FAQ about photography

1. Depth of field preview – what is it?

Depth of field preview allows you to evaluate…actually, the depth of field! Clicking on this button you close lens aperture according to the current camera settings. However, be prepared for dark image in the  viewfinder when the aperture is closed. This option is very useful for shooting macro, where depth of field is very important. Also this option can be used to see how bokeh changes depending on aperture open size.  Hence, the following question arises…

2. Why modern lenses have opened aperture all the time?

The so-called” jumping ” aperture is needed for correct operation of the autofocus system of modern cameras. The fact is that autofocus sensors are designed for a specific aperture (on each camera model in different ways). For example on the recent Canon EOS-1D X Mark II AF sensors work at a low aperture, up to f/8.0. However, more simple models of the sensors cannot operate well or change operation mode from more accurate to simpler at the aperture of f/2.8 – f/4.0. Hence, there is a need to keep the lens aperture wide open until you press the shutter button.

3. How to get a picture with sharpness throughout the whole frame?

Usually, when beginners ask this question, they are talking about getting pictures with the same sharpness as, let’s say, picture made with  camera.
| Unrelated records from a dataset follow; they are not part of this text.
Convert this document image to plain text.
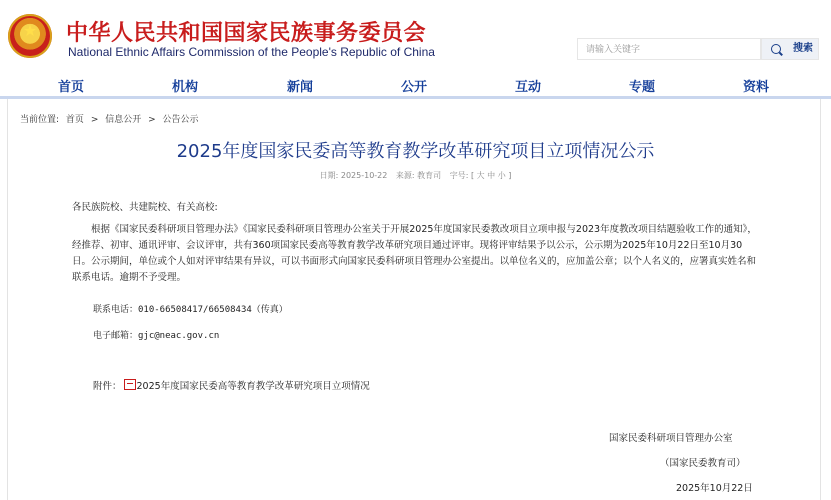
★	中华人民共和国国家民族事务委员会
National Ethnic Affairs Commission of the People's Republic of China	请输入关键字	搜索
首页	机构	新闻	公开	互动	专题	资料
当前位置: 首页 > 信息公开 > 公告公示
2025年度国家民委高等教育教学改革研究项目立项情况公示
日期: 2025-10-22 来源: 教育司 字号: [ 大 中 小 ]
各民族院校、共建院校、有关高校:
根据《国家民委科研项目管理办法》《国家民委科研项目管理办公室关于开展2025年度国家民委教改项目立项申报与2023年度教改项目结题验收工作的通知》，经推荐、初审、通讯评审、会议评审，共有360项国家民委高等教育教学改革研究项目通过评审。现将评审结果予以公示，公示期为2025年10月22日至10月30日。公示期间，单位或个人如对评审结果有异议，可以书面形式向国家民委科研项目管理办公室提出。以单位名义的，应加盖公章；以个人名义的，应署真实姓名和联系电话。逾期不予受理。
联系电话：010-66508417/66508434（传真）
电子邮箱：gjc@neac.gov.cn
附件： 2025年度国家民委高等教育教学改革研究项目立项情况
国家民委科研项目管理办公室
（国家民委教育司）
2025年10月22日
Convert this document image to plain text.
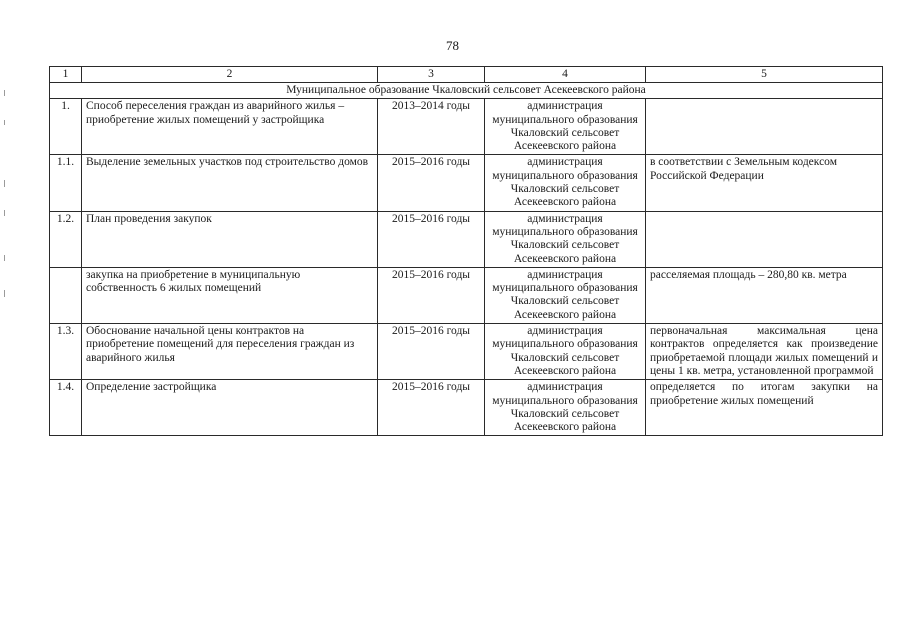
78
1	2	3	4	5
Муниципальное образование Чкаловский сельсовет Асекеевского района				
1.	Способ переселения граждан из аварийного жилья – приобретение жилых помещений у застройщика	2013–2014 годы	администрация муниципального образования Чкаловский сельсовет Асекеевского района	
1.1.	Выделение земельных участков под строительство домов	2015–2016 годы	администрация муниципального образования Чкаловский сельсовет Асекеевского района	в соответствии с Земельным кодексом Российской Федерации
1.2.	План проведения закупок	2015–2016 годы	администрация муниципального образования Чкаловский сельсовет Асекеевского района	
	закупка на приобретение в муниципальную собственность 6 жилых помещений	2015–2016 годы	администрация муниципального образования Чкаловский сельсовет Асекеевского района	расселяемая площадь – 280,80 кв. метра
1.3.	Обоснование начальной цены контрактов на приобретение помещений для переселения граждан из аварийного жилья	2015–2016 годы	администрация муниципального образования Чкаловский сельсовет Асекеевского района	первоначальная максимальная цена контрактов определяется как произведение приобретаемой площади жилых помещений и цены 1 кв. метра, установленной программой
1.4.	Определение застройщика	2015–2016 годы	администрация муниципального образования Чкаловский сельсовет Асекеевского района	определяется по итогам закупки на приобретение жилых помещений
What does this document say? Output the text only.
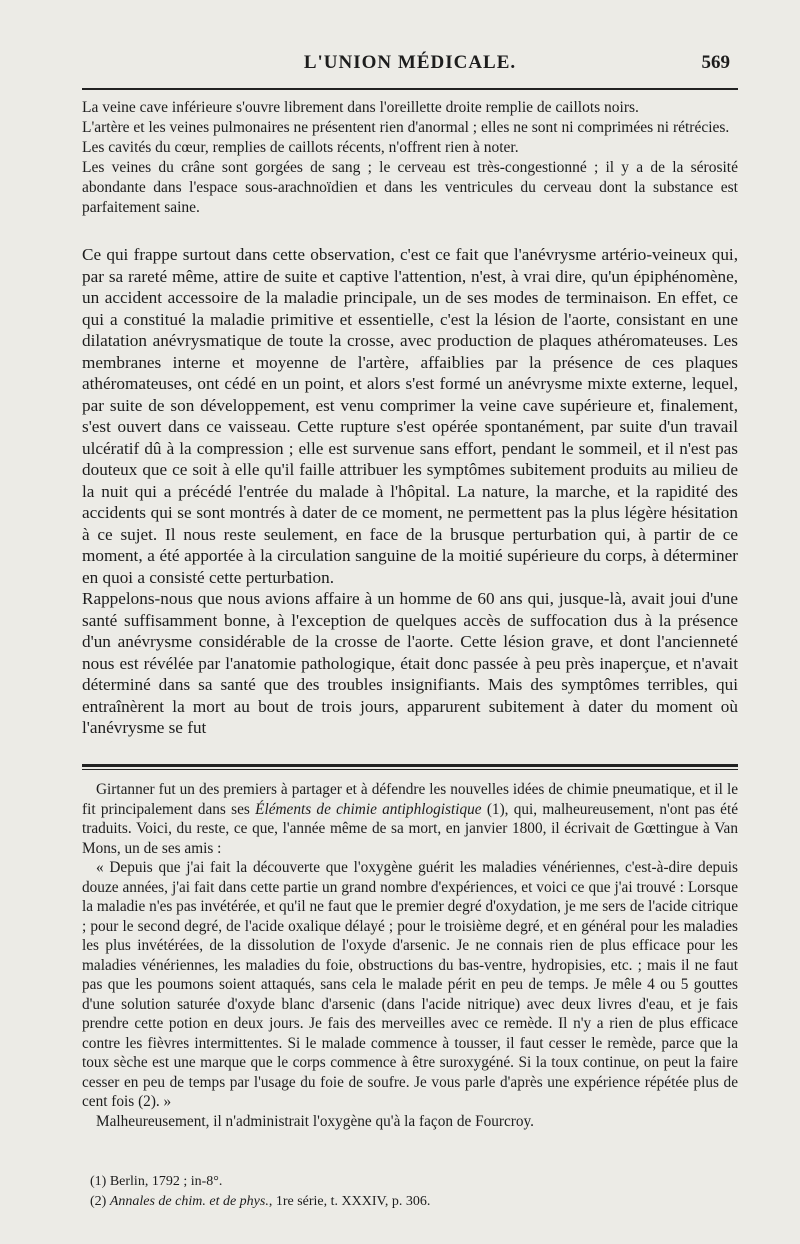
L'UNION MÉDICALE.	569

La veine cave inférieure s'ouvre librement dans l'oreillette droite remplie de caillots noirs.

L'artère et les veines pulmonaires ne présentent rien d'anormal ; elles ne sont ni comprimées ni rétrécies.

Les cavités du cœur, remplies de caillots récents, n'offrent rien à noter.

Les veines du crâne sont gorgées de sang ; le cerveau est très-congestionné ; il y a de la sérosité abondante dans l'espace sous-arachnoïdien et dans les ventricules du cerveau dont la substance est parfaitement saine.

Ce qui frappe surtout dans cette observation, c'est ce fait que l'anévrysme artério-veineux qui, par sa rareté même, attire de suite et captive l'attention, n'est, à vrai dire, qu'un épiphénomène, un accident accessoire de la maladie principale, un de ses modes de terminaison. En effet, ce qui a constitué la maladie primitive et essentielle, c'est la lésion de l'aorte, consistant en une dilatation anévrysmatique de toute la crosse, avec production de plaques athéromateuses. Les membranes interne et moyenne de l'artère, affaiblies par la présence de ces plaques athéromateuses, ont cédé en un point, et alors s'est formé un anévrysme mixte externe, lequel, par suite de son développement, est venu comprimer la veine cave supérieure et, finalement, s'est ouvert dans ce vaisseau. Cette rupture s'est opérée spontanément, par suite d'un travail ulcératif dû à la compression ; elle est survenue sans effort, pendant le sommeil, et il n'est pas douteux que ce soit à elle qu'il faille attribuer les symptômes subitement produits au milieu de la nuit qui a précédé l'entrée du malade à l'hôpital. La nature, la marche, et la rapidité des accidents qui se sont montrés à dater de ce moment, ne permettent pas la plus légère hésitation à ce sujet. Il nous reste seulement, en face de la brusque perturbation qui, à partir de ce moment, a été apportée à la circulation sanguine de la moitié supérieure du corps, à déterminer en quoi a consisté cette perturbation.

Rappelons-nous que nous avions affaire à un homme de 60 ans qui, jusque-là, avait joui d'une santé suffisamment bonne, à l'exception de quelques accès de suffocation dus à la présence d'un anévrysme considérable de la crosse de l'aorte. Cette lésion grave, et dont l'ancienneté nous est révélée par l'anatomie pathologique, était donc passée à peu près inaperçue, et n'avait déterminé dans sa santé que des troubles insignifiants. Mais des symptômes terribles, qui entraînèrent la mort au bout de trois jours, apparurent subitement à dater du moment où l'anévrysme se fut

Girtanner fut un des premiers à partager et à défendre les nouvelles idées de chimie pneumatique, et il le fit principalement dans ses Éléments de chimie antiphlogistique (1), qui, malheureusement, n'ont pas été traduits. Voici, du reste, ce que, l'année même de sa mort, en janvier 1800, il écrivait de Gœttingue à Van Mons, un de ses amis :

« Depuis que j'ai fait la découverte que l'oxygène guérit les maladies vénériennes, c'est-à-dire depuis douze années, j'ai fait dans cette partie un grand nombre d'expériences, et voici ce que j'ai trouvé : Lorsque la maladie n'es pas invétérée, et qu'il ne faut que le premier degré d'oxydation, je me sers de l'acide citrique ; pour le second degré, de l'acide oxalique délayé ; pour le troisième degré, et en général pour les maladies les plus invétérées, de la dissolution de l'oxyde d'arsenic. Je ne connais rien de plus efficace pour les maladies vénériennes, les maladies du foie, obstructions du bas-ventre, hydropisies, etc. ; mais il ne faut pas que les poumons soient attaqués, sans cela le malade périt en peu de temps. Je mêle 4 ou 5 gouttes d'une solution saturée d'oxyde blanc d'arsenic (dans l'acide nitrique) avec deux livres d'eau, et je fais prendre cette potion en deux jours. Je fais des merveilles avec ce remède. Il n'y a rien de plus efficace contre les fièvres intermittentes. Si le malade commence à tousser, il faut cesser le remède, parce que la toux sèche est une marque que le corps commence à être suroxygéné. Si la toux continue, on peut la faire cesser en peu de temps par l'usage du foie de soufre. Je vous parle d'après une expérience répétée plus de cent fois (2). »

Malheureusement, il n'administrait l'oxygène qu'à la façon de Fourcroy.

(1) Berlin, 1792 ; in-8°.
(2) Annales de chim. et de phys., 1re série, t. XXXIV, p. 306.
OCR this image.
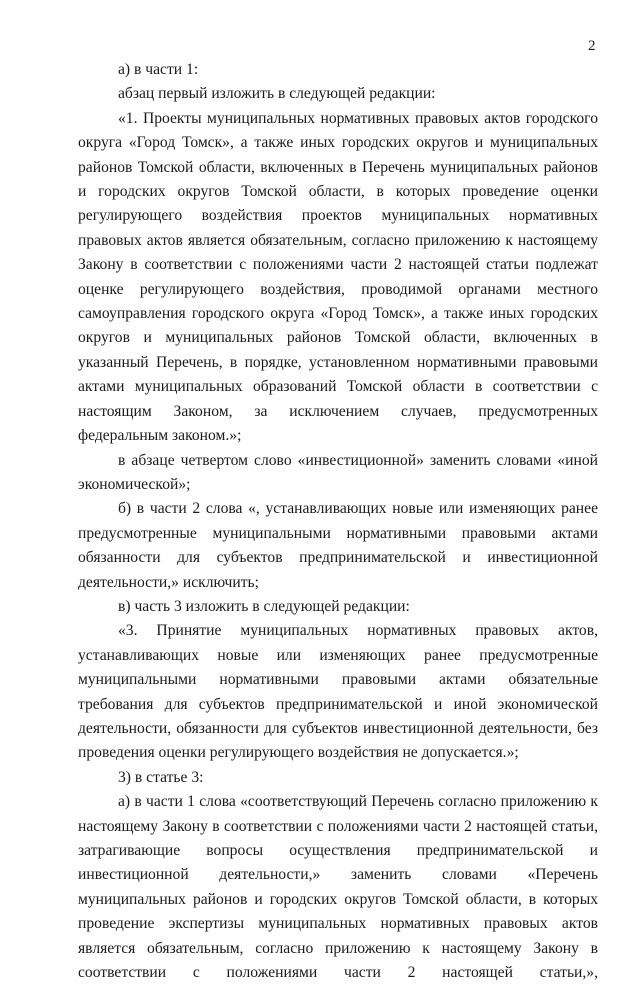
2

а) в части 1:

абзац первый изложить в следующей редакции:

«1. Проекты муниципальных нормативных правовых актов городского округа «Город Томск», а также иных городских округов и муниципальных районов Томской области, включенных в Перечень муниципальных районов и городских округов Томской области, в которых проведение оценки регулирующего воздействия проектов муниципальных нормативных правовых актов является обязательным, согласно приложению к настоящему Закону в соответствии с положениями части 2 настоящей статьи подлежат оценке регулирующего воздействия, проводимой органами местного самоуправления городского округа «Город Томск», а также иных городских округов и муниципальных районов Томской области, включенных в указанный Перечень, в порядке, установленном нормативными правовыми актами муниципальных образований Томской области в соответствии с настоящим Законом, за исключением случаев, предусмотренных федеральным законом.»;

в абзаце четвертом слово «инвестиционной» заменить словами «иной экономической»;

б) в части 2 слова «, устанавливающих новые или изменяющих ранее предусмотренные муниципальными нормативными правовыми актами обязанности для субъектов предпринимательской и инвестиционной деятельности,» исключить;

в) часть 3 изложить в следующей редакции:

«3. Принятие муниципальных нормативных правовых актов, устанавливающих новые или изменяющих ранее предусмотренные муниципальными нормативными правовыми актами обязательные требования для субъектов предпринимательской и иной экономической деятельности, обязанности для субъектов инвестиционной деятельности, без проведения оценки регулирующего воздействия не допускается.»;

3) в статье 3:

а) в части 1 слова «соответствующий Перечень согласно приложению к настоящему Закону в соответствии с положениями части 2 настоящей статьи, затрагивающие вопросы осуществления предпринимательской и инвестиционной деятельности,» заменить словами «Перечень муниципальных районов и городских округов Томской области, в которых проведение экспертизы муниципальных нормативных правовых актов является обязательным, согласно приложению к настоящему Закону в соответствии с положениями части 2 настоящей статьи,»,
The fact is that the optics on a DSLR camera has a volume, and noticeable effect of the background blur (bokeh) appears even at medium focal lengths (35-50mm and more).

There are two workarounds:

The first. Purchase a short-focus wide-angle lens (usually even the standard “kit” has a focal length of 17mm or 18mm). When shooting at a given focal length, the background will not be blurred.

The second. Close the aperture as much as possible. For example, at a focal length of 50mm when shooting with Canon 50mm f/1.8 II, to get a frame without a bokeh, you need to close the aperture at f/11 or even more. Unfortunately, this is possible only with very, very good lighting (or with a flashlight). In this case, when buying a portrait or other long-focus lens, you should know what you buy, and should be prepared for the fact that you cannot make “photos with a sharp background like from your phone” when required.

PS Yes, sometimes a phone camera is more handy than DSLR.